Bid envelopes for the fields were opened every 45 minutes to an hour. They contained two numbers – the per barrel fee the company proposes to charge Iraq for helping repair the field and the point at which it believes the field will plateau.
The plateau is not only an engineering ambition, but also decides at what point companies begin to make money. Thus the lower the first number and the higher the second, the more likely the bid would win the contract.

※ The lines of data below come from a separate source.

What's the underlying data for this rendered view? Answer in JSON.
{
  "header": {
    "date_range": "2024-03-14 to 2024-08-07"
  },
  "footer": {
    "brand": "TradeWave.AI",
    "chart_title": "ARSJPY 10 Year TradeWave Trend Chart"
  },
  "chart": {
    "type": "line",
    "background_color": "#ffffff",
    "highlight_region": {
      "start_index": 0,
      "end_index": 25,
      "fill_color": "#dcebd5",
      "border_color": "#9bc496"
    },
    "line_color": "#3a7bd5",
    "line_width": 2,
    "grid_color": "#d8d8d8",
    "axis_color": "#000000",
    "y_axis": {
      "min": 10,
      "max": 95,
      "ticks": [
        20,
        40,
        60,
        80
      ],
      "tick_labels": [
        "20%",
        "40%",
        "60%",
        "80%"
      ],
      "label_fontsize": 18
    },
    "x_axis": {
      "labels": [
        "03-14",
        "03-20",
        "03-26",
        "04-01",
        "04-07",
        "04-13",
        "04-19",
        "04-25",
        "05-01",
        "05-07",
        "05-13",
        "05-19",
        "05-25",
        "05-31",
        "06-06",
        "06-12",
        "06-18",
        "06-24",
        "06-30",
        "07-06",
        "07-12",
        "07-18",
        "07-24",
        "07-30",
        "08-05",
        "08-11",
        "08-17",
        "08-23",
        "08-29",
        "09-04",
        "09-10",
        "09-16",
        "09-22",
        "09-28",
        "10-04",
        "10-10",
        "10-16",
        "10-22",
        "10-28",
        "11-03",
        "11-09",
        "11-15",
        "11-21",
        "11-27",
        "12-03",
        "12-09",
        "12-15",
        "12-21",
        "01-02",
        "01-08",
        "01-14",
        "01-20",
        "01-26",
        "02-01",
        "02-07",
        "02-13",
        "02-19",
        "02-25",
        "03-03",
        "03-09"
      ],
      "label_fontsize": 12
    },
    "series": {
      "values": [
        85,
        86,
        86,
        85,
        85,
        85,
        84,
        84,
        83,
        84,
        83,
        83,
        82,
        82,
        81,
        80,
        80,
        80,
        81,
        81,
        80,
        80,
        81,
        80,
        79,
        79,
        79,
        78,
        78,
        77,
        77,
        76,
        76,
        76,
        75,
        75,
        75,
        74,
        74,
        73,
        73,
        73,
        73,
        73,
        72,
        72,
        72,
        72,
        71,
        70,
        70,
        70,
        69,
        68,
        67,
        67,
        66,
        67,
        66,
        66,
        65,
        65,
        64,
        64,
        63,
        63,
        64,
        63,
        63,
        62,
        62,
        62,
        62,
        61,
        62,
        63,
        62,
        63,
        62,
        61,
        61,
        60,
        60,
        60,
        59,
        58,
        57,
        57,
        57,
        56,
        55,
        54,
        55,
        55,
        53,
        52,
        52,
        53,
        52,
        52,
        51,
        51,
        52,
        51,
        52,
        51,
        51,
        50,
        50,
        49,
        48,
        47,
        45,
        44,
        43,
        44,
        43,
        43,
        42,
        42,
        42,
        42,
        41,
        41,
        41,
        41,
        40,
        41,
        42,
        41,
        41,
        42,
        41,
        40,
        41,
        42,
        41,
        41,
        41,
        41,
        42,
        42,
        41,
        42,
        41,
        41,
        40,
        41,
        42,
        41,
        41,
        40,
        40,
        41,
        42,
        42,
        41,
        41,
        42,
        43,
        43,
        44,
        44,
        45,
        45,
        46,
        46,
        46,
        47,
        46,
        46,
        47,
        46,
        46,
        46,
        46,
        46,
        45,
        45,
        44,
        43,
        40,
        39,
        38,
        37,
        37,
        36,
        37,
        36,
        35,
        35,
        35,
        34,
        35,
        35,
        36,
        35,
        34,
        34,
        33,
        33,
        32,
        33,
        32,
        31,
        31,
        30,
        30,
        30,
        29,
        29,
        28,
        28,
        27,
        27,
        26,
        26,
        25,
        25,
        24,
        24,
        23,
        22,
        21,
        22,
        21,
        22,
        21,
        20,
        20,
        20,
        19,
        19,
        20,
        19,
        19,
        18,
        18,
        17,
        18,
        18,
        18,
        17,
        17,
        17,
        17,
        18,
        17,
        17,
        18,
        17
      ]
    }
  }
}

Here is the line-up for other contracts auctioned so far:
The Mansuriyah gas field got no bids.
There were four bids from different consortia for the Zubair oilfield. But in the end the winning bidder rejected the terms on which Iraq was insisting and the field went unawarded. The groups that had initially bid were BP , together with CNPC; India’s ONGC with Gazprom Russia and Turkish Petroleum Corp. The third was headed by Italy’s ENI, with China’s Sinopec, Occidental and Korean Gas; and the fourth was led by Exxon Mobil, with Royal Dutch Shell and Petronas.
The Maysan field failed to find a developer as Iraq and the single consortium that bid (Cnooc and Sinochem) could not agree the terms.
The Kirkuk field got one bid by a group led by Royal Dutch Shell and including Sinopec and the Turkish Petroleum Corp.
The Bai Hassan failed to find a developer as Iraq and the ConocoPhillips-led consortium that bid on it failed to agree terms.
The West Qurna field got five bids, but its future hangs in the balance after ExxonMobil and CNPC both rejected Iraq’s tougher terms.
The Akkas gas field got one bid from a group led by Edison.
The the group led by Cnooc, the Chinese oil company, that bid on the Missan oil field, ended up rejecting Iraq’s tougher terms.